Sunday, February 15, 2009

...more on Joseph and Moses...

Tonight as I was having some alone time with Jesus He showed me some more things about Joseph and Moses. 

Joseph had this dream and it was confirmed to him several times... but things didn't happen immediately. He spent some time in prison... more than once. We aren't told how he felt. Was he frustrated? Did he question God? Was he angry? The Bible doesn't say but his story reveals a man of integrity.  A man who worked hard in spite of where he was. A man who found favor in the eyes of his superiors. A man that God blessed and worked through in the midst of the waiting period. Even though he was wrongly accused by Potiphar's wife... God honored his diligence and blessed him in spite of how things may have looked. 

Even Moses, God blessed him in the training grounds of being a shepherd. When God called him, he was afraid. Afraid of making the same mistakes, afraid of not being believed, afraid of being laughed at or questioned... even in his fear, God called him and he obeyed. When Pharaoh ignored his requests to let the Isrealites go, Moses would talk to God about it and listen for the next step instructions.

What I saw tonight in both cases was that neither man forced his way or his ideas. Neither man kicked and screamed to get his way. Both were patient and waited on God. Both men allowed God to have HIS way and allowed God to work in their lives according to His plans and purposes. Both men were honored by God and both men found favor in the eyes of those who were in authority over them.

I want to be that way. I want to be patient and follow God's lead. When the time comes where I do get to leave my current job, I want to leave on good terms, in good standing with my superiors. I want to continue to do my job and to do it well in a manner that honors God. I don't necessarily care to be lifted up or promoted or cast in the lime-light but I do want to please God in all that I do... where ever He has me. 

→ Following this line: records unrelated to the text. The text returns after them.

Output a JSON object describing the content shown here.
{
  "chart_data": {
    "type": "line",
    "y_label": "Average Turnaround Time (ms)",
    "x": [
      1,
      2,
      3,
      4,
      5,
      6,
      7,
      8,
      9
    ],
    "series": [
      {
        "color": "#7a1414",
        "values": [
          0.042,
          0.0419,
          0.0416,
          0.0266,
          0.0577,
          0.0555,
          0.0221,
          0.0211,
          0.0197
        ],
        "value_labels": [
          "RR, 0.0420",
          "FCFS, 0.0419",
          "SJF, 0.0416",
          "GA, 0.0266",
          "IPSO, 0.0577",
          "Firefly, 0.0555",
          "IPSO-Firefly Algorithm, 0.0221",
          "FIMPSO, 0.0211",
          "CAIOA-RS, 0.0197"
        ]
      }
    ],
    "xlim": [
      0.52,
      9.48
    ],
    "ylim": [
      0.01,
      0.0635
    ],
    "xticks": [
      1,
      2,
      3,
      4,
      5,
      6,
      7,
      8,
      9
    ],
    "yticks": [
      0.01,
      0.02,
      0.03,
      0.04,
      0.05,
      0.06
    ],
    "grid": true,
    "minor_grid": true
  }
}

Help me Lord to think on good things... the things that are good, right and true... things that are honorable. Help me to have a good attitude. Help me not to be sucked in by negativity but help me to focus instead on Your word and the truth of Your Word. When negativity is spoken around me... help me to zero in on the truth of Your Word and what You are saying to me in that moment, in that situation. 

Then a song began to run through my head and heart:

Create in me a clean heart, oh God.
And renew a right spirit within me. 
Cast me not away from Your presence oh Lord.
Take not Your Holy Spirit from me.
Restore unto me, the joy of Your salvation...
and renew a right spirit within me.
Taken from Psalm 51:10-12

Create in me a clean heart Lord... one that honors You and has a right attitude. Restore my joy and help me dwell on the good, right and true things.

1 comment:

Cheri' said...

Bonnelle,
I was just about to post on your wall and ask you how the baby steps were coming and what God was showing you about your dream, but decided to check your blog first. I'm glad I did -- it filled in the answers I was needing.

It's good to hear what God is saying to you and to see you waiting on His timing! I'm sure it has to be frustrating to wait, but God is working great things in your heart while you wait on Him and His timing!

I love your heart! You're an awesome woman of God and I love you dearly!